#' @title Draw different scatterplots corresponding to a sample correlation coefficient
#'
#' @description This function illustrates the importance of looking at your data
#' before moving to numeric methods. More specifically, it illustrates
#' that a single correlation coefficient can correspond to wildly
#' different patterns in the data. In all, 16 scatterplots with the
#' same sample Pearson correlation coefficient are drawn.
#' @param r The desired sample correlation coefficient.
#' This must be a number equal to or larger than -1 and smaller than
#' (but not equal to) 1.
#' @param n The number of data points per scatterplot.
#' @param showdata Do you want to output a dataframe containing the plotted data (TRUE)
#' or not (FALSE, default)? You can also output the data for a
#' specific scatterplot by setting this parameter to the
#' corresponding number (see examples).
#' @param plot Do you want to draw the scatterplots (TRUE, default) or not (FALSE)?
#' @keywords correlation coefficients, scatterplots
#' @details
#' (1) The x/y data are drawn from a bivariate normal distribution.
#' Pearson's correlation coefficient can be useful in this situation.
#'
#' (2) The x data is uniformly distributed between 0 and 1; the y
#' data are scattered normally about the regression line. This isn't
#' too problematic either.
#'
#' (3) The x data are drawn from a right-skewed distribution; the
#' y data are scattered normally about the regression line. While
#' all y-data follow from the same data-generating mechanism
#' (i.e., outliers reflect the same process as ordinary data points
#' and aren't the result of, say, transcription errors), outlying
#' data points may exert a large effect on the correlation coefficient.

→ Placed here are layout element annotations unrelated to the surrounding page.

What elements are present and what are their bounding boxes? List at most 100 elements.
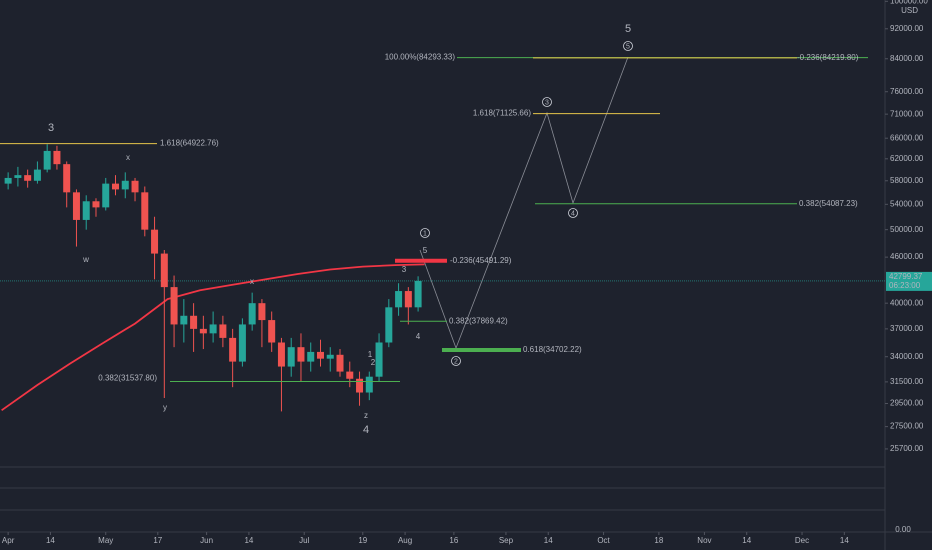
candle-body xyxy=(112,183,120,190)
x-tick-label: 16 xyxy=(449,536,458,545)
y-tick-label: 92000.00 xyxy=(890,24,924,33)
fib-level-label: 100.00%(84293.33) xyxy=(385,53,456,62)
y-tick-label: 27500.00 xyxy=(890,422,924,431)
x-tick-label: Apr xyxy=(2,536,15,545)
candle-body xyxy=(131,180,139,193)
x-tick-label: 14 xyxy=(46,536,55,545)
x-tick-label: 14 xyxy=(244,536,253,545)
candle-body xyxy=(72,192,80,220)
last-price-label: 42799.37 xyxy=(889,272,923,281)
x-tick-label: 17 xyxy=(153,536,162,545)
candle-body xyxy=(43,150,51,170)
wave-label: 5 xyxy=(625,23,631,35)
candle-body xyxy=(219,324,227,338)
currency-label: USD xyxy=(901,6,918,15)
candle-body xyxy=(326,354,334,359)
fib-level-label: -0.236(84219.80) xyxy=(797,53,859,62)
wave-circle xyxy=(420,228,430,238)
wave-label: 1 xyxy=(368,350,373,359)
wave-label: z xyxy=(364,411,368,420)
wave-label: 4 xyxy=(416,332,421,341)
x-tick-label: Nov xyxy=(697,536,711,545)
candle-body xyxy=(92,201,100,208)
candle-body xyxy=(82,201,90,220)
y-tick-label: 71000.00 xyxy=(890,109,924,118)
circled-wave-label: 4 xyxy=(571,210,575,217)
candle-body xyxy=(121,180,129,190)
wave-label: 3 xyxy=(48,122,54,134)
wave-circle xyxy=(568,208,578,218)
x-tick-label: 19 xyxy=(358,536,367,545)
candle-body xyxy=(141,192,149,230)
wave-label: x xyxy=(126,153,130,162)
x-tick-label: 14 xyxy=(840,536,849,545)
y-tick-label: 37000.00 xyxy=(890,324,924,333)
candle-body xyxy=(375,342,383,377)
wave-label: 3 xyxy=(402,265,407,274)
wave-circle xyxy=(451,356,461,366)
fib-level-label: 0.382(37869.42) xyxy=(449,316,508,325)
y-tick-label: 31500.00 xyxy=(890,377,924,386)
candle-body xyxy=(346,371,354,379)
candle-body xyxy=(395,291,403,308)
candle-body xyxy=(170,287,178,325)
candle-body xyxy=(180,315,188,325)
wave-label: w xyxy=(82,255,89,264)
x-tick-label: Aug xyxy=(398,536,412,545)
circled-wave-label: 1 xyxy=(423,230,427,237)
y-tick-label: 84000.00 xyxy=(890,54,924,63)
candle-body xyxy=(258,303,266,321)
candle-body xyxy=(248,303,256,325)
fib-level-label: 0.618(34702.22) xyxy=(523,345,582,354)
y-tick-label: 66000.00 xyxy=(890,133,924,142)
candle-body xyxy=(277,342,285,367)
y-tick-label: 76000.00 xyxy=(890,87,924,96)
y-tick-label: 40000.00 xyxy=(890,298,924,307)
x-tick-label: Oct xyxy=(597,536,610,545)
candle-body xyxy=(151,229,159,254)
candle-body xyxy=(365,376,373,393)
candle-body xyxy=(33,169,41,181)
circled-wave-label: 3 xyxy=(545,99,549,106)
x-tick-label: Jul xyxy=(299,536,309,545)
fib-level-label: 1.618(71125.66) xyxy=(473,109,531,118)
x-tick-label: 14 xyxy=(544,536,553,545)
wave-circle xyxy=(542,97,552,107)
y-tick-label: 54000.00 xyxy=(890,199,924,208)
candle-body xyxy=(268,320,276,343)
y-tick-label: 34000.00 xyxy=(890,352,924,361)
candle-body xyxy=(316,351,324,359)
x-tick-label: 18 xyxy=(654,536,663,545)
wave-label: x xyxy=(250,277,254,286)
candle-body xyxy=(14,175,22,178)
candle-body xyxy=(209,324,217,334)
y-tick-label: 58000.00 xyxy=(890,176,924,185)
y-tick-label: 25700.00 xyxy=(890,444,924,453)
candle-body xyxy=(199,328,207,334)
y-tick-label: 100000.00 xyxy=(890,0,928,5)
y-tick-label: 46000.00 xyxy=(890,252,924,261)
candle-body xyxy=(190,315,198,329)
candle-body xyxy=(404,291,412,308)
candle-body xyxy=(336,354,344,372)
wave-circle xyxy=(623,41,633,51)
countdown-label: 06:23:00 xyxy=(889,281,921,290)
candle-body xyxy=(229,337,237,362)
wave-label: 4 xyxy=(363,424,369,436)
fib-level-label: 1.618(64922.76) xyxy=(160,139,219,148)
fib-level-label: 0.382(54087.23) xyxy=(799,199,858,208)
lower-pane-label: 0.00 xyxy=(895,525,911,534)
candle-body xyxy=(53,150,61,165)
candle-body xyxy=(287,347,295,367)
candle-body xyxy=(385,307,393,343)
x-tick-label: Jun xyxy=(200,536,213,545)
candle-body xyxy=(4,177,12,184)
y-tick-label: 29500.00 xyxy=(890,399,924,408)
candle-body xyxy=(24,175,32,181)
circled-wave-label: 5 xyxy=(626,43,630,50)
candle-body xyxy=(297,347,305,362)
wave-label: 2 xyxy=(371,358,376,367)
candle-body xyxy=(63,164,71,193)
wave-label: y xyxy=(163,403,167,412)
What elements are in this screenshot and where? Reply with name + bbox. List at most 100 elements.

#' (Try exporting the dataset for this plot and recomputing the correlation
#' coefficient without the largest x-value!)
#'
#' (4) Same as (3), but this time the x data are drawn from a left-skewed
#' distribution.
#'
#' (5) The x data are drawn from a normal distribution but the y values
#' are right-skewed about the regression line. Every now and again one
#' or a couple of datapoints will exert a large pull on the correlation
#' coefficient.
#'
#' (6) Same as (5), except the y values are left-skewed about the regression line.
#'
#' (7) For increasing x values, the y values are ever more
#' scattered about the regression line. Conceptually, Pearson's correlation
#' coefficients underestimates how well you can anticipate a y-value
#' for small x-values an overestimates how well you can do so for large
#' x-values.
#'
#'
#' (8) Same as (7), except the scatter about the regression line
#' becomes smaller for larger x-values.
#'
#' (9) Pearson's correlation coefficient summarises the linear trend
#' in the data; the trend in this panel, however, is quadratic. As a
#' result, Pearson's correlation coefficient will underestimate the
#' strength of the relationship between the two variables.
#'
#' (10) Similar to (9) but the trend is sinusoid.
#'
#' (11) There is a single positive outlier that exerts a pull on the
#' correlation coefficient. In contrast to (3) through (6), this
#' outlier is not caused by the same data-generating mechanism as the
#' rest of the data, so it contaminates the estimated correlation
#' coefficient. The regression line for the data without this outlier
#' is plotted as a dashed red line; you'll often find that the true
#' trend in the data go counter to the trend when the outlier isn't
#' excluded.
#'
#' (12) Similar to (11), except the outlier is negative (i.e., it
#' pulls the correlation coefficient down).
#'
#' (13) The y data are distributed bimodally about the regression line.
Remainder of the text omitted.